Facharbeiter fehlen besonders
Ohne ausländische Fachkräfte wird es in Zukunft aber auch im Allgäu nicht gehen, sagt Markus Anselment, stellvertretender Hauptgeschäftsführer der Industrie- und Handelskammer (IHK) Schwaben. Besonders in produzierenden Unternehmen in den Bereichen Maschinenbau und Metallerzeugung sei der Fachkräftemangel im Allgäu sehr groß. Herbert Mühlegg, Pressesprecher der Arbeitsagentur Kempten, ergänzt, dass auch im Tourismus und in den Gesundheitsberufen händeringend nach Arbeitskräften gesucht wird. "Im Allgäu werden ohnehin weniger Ingenieure als Fachkräfte auf Facharbeiterebene benötigt", weiß er. Auch Markus Anselment bestätigt, dass drei bis vier Mal so viele Facharbeiter wie Ingenieure fehlen. Und: "Der demografische Wandel wird die Situation in den kommenden Jahren verschlechtern", sagt Anselment.
Dagegen müsste man nach Ansicht der IHK mit zwei Strategien arbeiten. Zum einen die Kräfte in der eigenen Region bestens fördern und qualifizieren. Und, zweitens, gleichzeitig die Lücken mit ausländischen Arbeitskräften füllen.

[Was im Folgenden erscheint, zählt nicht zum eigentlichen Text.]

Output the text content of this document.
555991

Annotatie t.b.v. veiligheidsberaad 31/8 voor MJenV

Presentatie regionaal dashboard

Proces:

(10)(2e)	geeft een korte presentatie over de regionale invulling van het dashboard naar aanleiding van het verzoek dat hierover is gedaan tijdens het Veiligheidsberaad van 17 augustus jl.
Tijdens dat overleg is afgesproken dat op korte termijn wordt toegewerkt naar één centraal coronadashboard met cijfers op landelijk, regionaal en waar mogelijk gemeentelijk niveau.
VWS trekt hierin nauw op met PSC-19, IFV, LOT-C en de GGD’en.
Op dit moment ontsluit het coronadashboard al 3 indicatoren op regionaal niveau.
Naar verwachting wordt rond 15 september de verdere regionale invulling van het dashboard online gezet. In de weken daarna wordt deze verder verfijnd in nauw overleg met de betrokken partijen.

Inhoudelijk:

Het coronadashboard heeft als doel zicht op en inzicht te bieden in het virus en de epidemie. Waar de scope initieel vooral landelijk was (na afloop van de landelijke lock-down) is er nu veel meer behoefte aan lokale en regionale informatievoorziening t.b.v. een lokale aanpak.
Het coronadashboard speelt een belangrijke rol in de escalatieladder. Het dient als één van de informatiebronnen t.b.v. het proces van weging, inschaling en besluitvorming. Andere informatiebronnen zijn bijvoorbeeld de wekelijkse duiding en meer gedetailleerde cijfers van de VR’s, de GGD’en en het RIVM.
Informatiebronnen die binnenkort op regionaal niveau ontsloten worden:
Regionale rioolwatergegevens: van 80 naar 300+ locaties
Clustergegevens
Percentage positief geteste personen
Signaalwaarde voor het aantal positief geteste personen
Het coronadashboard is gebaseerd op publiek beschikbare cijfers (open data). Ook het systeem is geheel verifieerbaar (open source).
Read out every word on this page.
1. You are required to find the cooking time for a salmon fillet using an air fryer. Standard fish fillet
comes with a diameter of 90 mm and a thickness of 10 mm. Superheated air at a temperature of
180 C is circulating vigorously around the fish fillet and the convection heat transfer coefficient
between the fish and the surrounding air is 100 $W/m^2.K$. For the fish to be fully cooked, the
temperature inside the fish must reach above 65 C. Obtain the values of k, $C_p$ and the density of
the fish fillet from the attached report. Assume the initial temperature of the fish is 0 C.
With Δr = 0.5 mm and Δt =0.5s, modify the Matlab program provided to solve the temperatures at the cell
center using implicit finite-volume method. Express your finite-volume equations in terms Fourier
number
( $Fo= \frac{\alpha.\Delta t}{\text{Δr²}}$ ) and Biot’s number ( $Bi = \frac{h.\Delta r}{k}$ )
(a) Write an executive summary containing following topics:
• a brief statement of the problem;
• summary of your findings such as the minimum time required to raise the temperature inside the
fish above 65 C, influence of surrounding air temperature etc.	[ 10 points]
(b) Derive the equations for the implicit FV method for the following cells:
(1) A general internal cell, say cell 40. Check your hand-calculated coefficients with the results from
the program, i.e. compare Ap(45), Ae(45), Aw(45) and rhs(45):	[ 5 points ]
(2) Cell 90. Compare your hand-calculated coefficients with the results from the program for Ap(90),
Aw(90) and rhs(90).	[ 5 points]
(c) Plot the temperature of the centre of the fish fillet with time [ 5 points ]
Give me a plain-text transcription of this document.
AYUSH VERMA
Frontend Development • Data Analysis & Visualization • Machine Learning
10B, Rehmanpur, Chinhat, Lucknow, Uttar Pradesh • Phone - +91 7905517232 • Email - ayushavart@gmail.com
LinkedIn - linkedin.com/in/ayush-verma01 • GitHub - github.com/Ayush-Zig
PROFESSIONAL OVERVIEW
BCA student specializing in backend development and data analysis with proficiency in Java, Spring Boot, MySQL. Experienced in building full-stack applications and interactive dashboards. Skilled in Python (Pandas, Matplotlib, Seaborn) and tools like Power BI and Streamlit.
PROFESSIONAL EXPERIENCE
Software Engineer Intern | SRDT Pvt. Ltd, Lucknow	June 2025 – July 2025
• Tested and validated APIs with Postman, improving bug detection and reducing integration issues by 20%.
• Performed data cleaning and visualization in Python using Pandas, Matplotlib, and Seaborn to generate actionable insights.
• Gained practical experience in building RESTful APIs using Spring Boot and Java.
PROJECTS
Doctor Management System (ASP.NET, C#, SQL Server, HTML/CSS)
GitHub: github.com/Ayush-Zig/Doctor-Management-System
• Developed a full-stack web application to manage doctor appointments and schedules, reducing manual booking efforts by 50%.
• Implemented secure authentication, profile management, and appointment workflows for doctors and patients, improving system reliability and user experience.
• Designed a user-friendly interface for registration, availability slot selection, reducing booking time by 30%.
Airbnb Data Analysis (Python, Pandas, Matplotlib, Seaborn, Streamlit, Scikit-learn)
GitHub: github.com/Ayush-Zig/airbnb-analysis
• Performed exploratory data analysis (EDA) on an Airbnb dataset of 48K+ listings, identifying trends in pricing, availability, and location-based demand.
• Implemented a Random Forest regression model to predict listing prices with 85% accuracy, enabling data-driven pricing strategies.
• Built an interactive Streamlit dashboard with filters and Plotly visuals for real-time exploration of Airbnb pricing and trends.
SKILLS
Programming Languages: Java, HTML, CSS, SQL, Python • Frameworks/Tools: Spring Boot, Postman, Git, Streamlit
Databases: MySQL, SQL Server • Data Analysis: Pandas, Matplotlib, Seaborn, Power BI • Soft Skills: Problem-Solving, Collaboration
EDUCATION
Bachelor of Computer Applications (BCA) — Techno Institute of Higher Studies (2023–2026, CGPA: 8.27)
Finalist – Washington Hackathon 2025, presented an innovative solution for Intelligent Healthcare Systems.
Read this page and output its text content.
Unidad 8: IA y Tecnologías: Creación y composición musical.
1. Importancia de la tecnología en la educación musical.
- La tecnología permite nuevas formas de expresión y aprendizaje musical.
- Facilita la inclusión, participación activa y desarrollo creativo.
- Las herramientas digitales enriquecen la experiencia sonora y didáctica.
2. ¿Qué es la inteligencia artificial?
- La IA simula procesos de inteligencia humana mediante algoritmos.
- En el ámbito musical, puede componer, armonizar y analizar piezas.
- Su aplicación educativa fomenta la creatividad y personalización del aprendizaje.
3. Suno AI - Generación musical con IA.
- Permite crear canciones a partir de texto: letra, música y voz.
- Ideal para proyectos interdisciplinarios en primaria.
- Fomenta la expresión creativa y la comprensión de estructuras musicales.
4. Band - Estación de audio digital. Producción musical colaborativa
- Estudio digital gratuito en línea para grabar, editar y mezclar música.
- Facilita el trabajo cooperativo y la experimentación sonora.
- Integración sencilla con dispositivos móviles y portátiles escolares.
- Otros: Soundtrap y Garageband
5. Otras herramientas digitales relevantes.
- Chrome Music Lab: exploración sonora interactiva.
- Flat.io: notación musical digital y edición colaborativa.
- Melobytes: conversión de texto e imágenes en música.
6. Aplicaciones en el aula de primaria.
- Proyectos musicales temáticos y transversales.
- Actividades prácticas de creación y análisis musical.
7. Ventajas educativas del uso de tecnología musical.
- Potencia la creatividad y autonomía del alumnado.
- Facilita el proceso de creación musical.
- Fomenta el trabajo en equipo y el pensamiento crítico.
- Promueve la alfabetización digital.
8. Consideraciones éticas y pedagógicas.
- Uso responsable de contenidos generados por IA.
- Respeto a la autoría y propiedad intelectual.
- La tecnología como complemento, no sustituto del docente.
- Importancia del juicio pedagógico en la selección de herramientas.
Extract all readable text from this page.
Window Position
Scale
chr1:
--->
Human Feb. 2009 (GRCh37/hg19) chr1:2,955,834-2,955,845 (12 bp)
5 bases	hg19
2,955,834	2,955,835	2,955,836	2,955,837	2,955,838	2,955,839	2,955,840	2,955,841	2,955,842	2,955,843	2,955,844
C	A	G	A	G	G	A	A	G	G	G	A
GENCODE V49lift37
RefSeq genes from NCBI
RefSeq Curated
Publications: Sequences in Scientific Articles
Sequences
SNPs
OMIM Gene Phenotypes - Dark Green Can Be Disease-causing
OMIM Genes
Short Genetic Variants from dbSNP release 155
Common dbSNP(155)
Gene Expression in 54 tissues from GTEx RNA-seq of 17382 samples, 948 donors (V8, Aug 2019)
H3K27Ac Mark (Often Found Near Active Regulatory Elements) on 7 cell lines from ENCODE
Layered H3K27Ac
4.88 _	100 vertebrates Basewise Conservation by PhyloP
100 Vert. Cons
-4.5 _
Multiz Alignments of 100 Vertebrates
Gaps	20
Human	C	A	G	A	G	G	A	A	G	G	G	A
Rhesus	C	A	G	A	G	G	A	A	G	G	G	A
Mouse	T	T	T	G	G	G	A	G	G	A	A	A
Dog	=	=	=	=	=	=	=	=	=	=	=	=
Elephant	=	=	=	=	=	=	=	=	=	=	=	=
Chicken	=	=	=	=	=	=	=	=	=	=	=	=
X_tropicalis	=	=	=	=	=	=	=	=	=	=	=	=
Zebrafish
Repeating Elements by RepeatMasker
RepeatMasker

Firmen suchen über Jobbörse
Auswirkungen des Fachkräftemangels spürt auch Margit Stirnweis von der Hochschule Kempten. Merklich zugenommen habe die Zahl der Firmen, die über die Jobbörse der Hochschule Fachkräfte suchen. "Dabei sind sowohl Unternehmen aus dem Allgäu als auch einige aus größeren Städten wie etwa München", berichtet Stirnweis. Der Bedarf scheine also schon da zu sein. Marc-Oliver Meyer grämt das aber nicht mehr. Er ist nun eben auch eine ausländische Fachkraft. Begrüßungsgeld habe es zwar nicht gegeben, "dafür fühle ich mich wohl in meinem Job und lerne sehr viel".